L'Association des retraités d'Abitibi-Consolidated (ARAC) qualifie le geste posé par des militants de l'organisme Greenpeace de «désordre écologique» nuisant à l'industrie et pouvant mettre en péril les acquis des retraités.
Au nom des 500 membres actifs et de l'ensemble des retraités d'Abitibi-Consolidated, désormais Produits forestiers Résolu, le président de l'ARAC, Armand Gauthier, et le vice-président, Florent Jacques, ont soutenu que «les écologistes vont trop loin, qu'ils devraient apprendre à s'arrêter et à discuter».
«Les conséquences de ce désordre écologique sont majeures. On ne le dit pas, mais cela pourrait mener jusqu'à des pertes d'emplois, des fermetures de machine ou des fermetures d'usine», a souligné Armand Gauthier.
Selon le président de l'ARAC, l'écologisme poussé à l'extrême nuit à l'entreprise et à la société en faisant miroiter une mauvaise image à l'industrie, ce qui fait perdre des clients aux entreprises. «La culture de l'industrie a changé. La forêt n'est plus saccagée comme avant. Les compagnies la protègent. Les écolos sont en retard, ils se sont éloignés de la réalité du milieu. Ils devraient parler avec les gens de l'industrie plutôt qu'agir comme des sauvages», a-t-il ajouté, visiblement exaspéré.
«Pour nous, il est plus important de protéger les gens que les caribous», illustre-t-il.
L'ARAC s'inquiète également pour les acquis de ses membres. «Les retraités se sont battus pour avoir des fonds de pension et une entente de stabilité.
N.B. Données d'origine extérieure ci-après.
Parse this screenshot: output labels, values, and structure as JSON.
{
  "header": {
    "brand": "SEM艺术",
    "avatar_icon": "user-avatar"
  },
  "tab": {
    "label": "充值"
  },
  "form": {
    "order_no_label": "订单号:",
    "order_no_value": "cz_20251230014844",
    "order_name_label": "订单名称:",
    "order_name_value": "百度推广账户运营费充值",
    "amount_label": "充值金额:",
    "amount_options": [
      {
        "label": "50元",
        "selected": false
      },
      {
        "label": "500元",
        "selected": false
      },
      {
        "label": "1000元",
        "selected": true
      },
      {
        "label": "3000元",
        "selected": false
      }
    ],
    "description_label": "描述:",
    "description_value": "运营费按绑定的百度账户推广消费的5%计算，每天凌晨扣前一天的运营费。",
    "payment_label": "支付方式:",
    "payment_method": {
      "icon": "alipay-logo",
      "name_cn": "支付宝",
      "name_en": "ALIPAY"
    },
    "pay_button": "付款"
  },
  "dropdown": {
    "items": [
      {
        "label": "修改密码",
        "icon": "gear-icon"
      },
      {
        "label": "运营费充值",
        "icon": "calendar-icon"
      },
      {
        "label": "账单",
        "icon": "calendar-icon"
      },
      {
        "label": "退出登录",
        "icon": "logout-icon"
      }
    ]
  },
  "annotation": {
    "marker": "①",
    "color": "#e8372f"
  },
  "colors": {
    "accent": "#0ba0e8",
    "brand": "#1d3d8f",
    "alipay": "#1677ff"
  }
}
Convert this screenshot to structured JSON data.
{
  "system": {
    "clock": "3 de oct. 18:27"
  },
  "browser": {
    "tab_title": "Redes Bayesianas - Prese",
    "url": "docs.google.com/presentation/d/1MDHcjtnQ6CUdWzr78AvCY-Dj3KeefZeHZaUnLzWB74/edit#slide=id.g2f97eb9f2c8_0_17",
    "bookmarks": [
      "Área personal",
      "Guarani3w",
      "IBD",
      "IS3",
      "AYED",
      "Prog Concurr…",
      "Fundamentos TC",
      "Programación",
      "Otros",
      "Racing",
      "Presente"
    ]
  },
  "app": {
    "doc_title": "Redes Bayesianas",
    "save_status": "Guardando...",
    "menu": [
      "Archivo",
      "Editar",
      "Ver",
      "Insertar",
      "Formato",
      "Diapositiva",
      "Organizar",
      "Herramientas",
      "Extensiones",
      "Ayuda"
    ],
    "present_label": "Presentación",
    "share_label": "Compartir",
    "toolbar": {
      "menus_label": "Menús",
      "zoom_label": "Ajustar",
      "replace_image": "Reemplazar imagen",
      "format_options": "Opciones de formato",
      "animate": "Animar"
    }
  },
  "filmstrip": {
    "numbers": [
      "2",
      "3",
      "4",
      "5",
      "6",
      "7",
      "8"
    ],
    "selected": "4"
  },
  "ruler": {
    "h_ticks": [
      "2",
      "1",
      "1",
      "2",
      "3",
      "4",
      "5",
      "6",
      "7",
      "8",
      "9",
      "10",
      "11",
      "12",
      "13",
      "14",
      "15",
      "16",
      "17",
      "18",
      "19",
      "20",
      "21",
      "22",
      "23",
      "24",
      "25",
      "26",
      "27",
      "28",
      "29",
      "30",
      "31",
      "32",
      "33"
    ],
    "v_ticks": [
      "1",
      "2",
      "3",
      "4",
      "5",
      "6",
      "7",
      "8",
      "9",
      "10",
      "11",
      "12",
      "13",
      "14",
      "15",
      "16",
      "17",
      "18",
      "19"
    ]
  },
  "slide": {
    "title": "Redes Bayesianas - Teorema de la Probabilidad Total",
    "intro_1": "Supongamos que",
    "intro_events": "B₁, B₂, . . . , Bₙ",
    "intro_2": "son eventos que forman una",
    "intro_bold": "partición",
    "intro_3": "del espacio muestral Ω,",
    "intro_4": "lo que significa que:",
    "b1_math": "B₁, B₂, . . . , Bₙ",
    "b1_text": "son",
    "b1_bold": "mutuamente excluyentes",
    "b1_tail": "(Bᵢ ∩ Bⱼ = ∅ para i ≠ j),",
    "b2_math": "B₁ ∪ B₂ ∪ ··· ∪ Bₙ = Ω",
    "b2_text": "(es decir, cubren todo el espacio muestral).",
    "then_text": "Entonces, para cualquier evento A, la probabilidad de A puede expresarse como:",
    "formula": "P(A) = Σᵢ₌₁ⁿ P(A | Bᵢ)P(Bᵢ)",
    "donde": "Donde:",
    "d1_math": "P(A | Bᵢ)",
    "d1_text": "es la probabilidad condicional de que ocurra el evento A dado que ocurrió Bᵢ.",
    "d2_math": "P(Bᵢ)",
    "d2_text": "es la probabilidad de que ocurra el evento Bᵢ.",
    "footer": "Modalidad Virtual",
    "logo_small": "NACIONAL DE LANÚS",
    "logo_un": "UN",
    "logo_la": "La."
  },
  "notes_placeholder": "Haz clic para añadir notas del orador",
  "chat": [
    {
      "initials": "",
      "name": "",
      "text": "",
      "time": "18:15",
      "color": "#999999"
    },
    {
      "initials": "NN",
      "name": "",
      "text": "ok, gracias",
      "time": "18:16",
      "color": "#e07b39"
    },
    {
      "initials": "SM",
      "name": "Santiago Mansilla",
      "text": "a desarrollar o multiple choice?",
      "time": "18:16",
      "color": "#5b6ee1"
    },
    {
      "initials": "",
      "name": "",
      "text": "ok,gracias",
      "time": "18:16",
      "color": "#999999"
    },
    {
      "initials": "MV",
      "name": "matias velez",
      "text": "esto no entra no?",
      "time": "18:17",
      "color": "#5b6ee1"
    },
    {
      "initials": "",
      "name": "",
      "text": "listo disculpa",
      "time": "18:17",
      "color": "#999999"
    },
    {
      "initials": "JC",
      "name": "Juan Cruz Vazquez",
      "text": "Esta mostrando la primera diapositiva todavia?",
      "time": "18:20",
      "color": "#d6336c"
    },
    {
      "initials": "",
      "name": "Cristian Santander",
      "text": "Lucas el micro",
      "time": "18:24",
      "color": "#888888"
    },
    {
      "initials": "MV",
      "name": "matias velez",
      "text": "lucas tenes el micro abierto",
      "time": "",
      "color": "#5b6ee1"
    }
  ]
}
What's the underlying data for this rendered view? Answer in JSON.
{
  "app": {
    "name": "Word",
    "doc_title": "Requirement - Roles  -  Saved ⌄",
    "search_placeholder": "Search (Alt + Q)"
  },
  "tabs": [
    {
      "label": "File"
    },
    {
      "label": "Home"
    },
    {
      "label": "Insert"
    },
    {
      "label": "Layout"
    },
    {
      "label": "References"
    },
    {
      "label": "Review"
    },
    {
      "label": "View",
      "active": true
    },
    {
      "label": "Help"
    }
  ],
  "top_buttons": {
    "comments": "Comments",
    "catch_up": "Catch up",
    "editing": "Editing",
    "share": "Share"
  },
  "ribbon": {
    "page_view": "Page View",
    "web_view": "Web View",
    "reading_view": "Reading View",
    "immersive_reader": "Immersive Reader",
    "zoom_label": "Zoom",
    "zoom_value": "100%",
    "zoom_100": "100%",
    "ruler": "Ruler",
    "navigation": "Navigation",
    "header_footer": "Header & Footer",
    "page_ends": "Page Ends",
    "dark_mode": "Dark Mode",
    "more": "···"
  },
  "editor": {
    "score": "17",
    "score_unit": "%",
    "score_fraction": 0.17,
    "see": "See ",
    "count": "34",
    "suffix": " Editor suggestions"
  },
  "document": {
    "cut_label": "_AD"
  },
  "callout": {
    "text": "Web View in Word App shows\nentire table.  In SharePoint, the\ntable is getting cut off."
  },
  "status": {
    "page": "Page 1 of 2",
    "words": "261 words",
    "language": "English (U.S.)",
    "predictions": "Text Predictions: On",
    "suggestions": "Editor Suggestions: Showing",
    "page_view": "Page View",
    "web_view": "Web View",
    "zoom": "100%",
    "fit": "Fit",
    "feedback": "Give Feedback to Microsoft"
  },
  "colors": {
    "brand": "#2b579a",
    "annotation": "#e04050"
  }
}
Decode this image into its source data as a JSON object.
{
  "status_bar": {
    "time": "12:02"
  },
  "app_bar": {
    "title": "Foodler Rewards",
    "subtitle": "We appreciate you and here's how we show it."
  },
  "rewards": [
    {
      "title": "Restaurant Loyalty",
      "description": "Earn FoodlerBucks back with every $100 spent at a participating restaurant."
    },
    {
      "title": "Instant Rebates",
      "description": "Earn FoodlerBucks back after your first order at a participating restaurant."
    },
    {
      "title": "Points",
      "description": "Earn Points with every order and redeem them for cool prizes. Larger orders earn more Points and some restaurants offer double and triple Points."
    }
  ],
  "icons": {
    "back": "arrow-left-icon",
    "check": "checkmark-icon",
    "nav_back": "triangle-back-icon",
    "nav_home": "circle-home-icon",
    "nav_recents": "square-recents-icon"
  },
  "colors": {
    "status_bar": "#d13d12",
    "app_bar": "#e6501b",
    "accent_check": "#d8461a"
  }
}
Mais cette entente dépend de la survie économique de l'entreprise. On veut protéger nos arrières. Si les écologistes de ce monde continuent comme ça, les conséquences seront graves pour nous», a soutenu Florent Jacques.
Selon les deux hommes, le geste de mardi a été la goutte qui a fait déborder le vase. «On est sensibles à des gens comme ça, car ce qu'on a bâti pourrait être brisé par ces personnes et ces associations», a conclu M. Gauthier.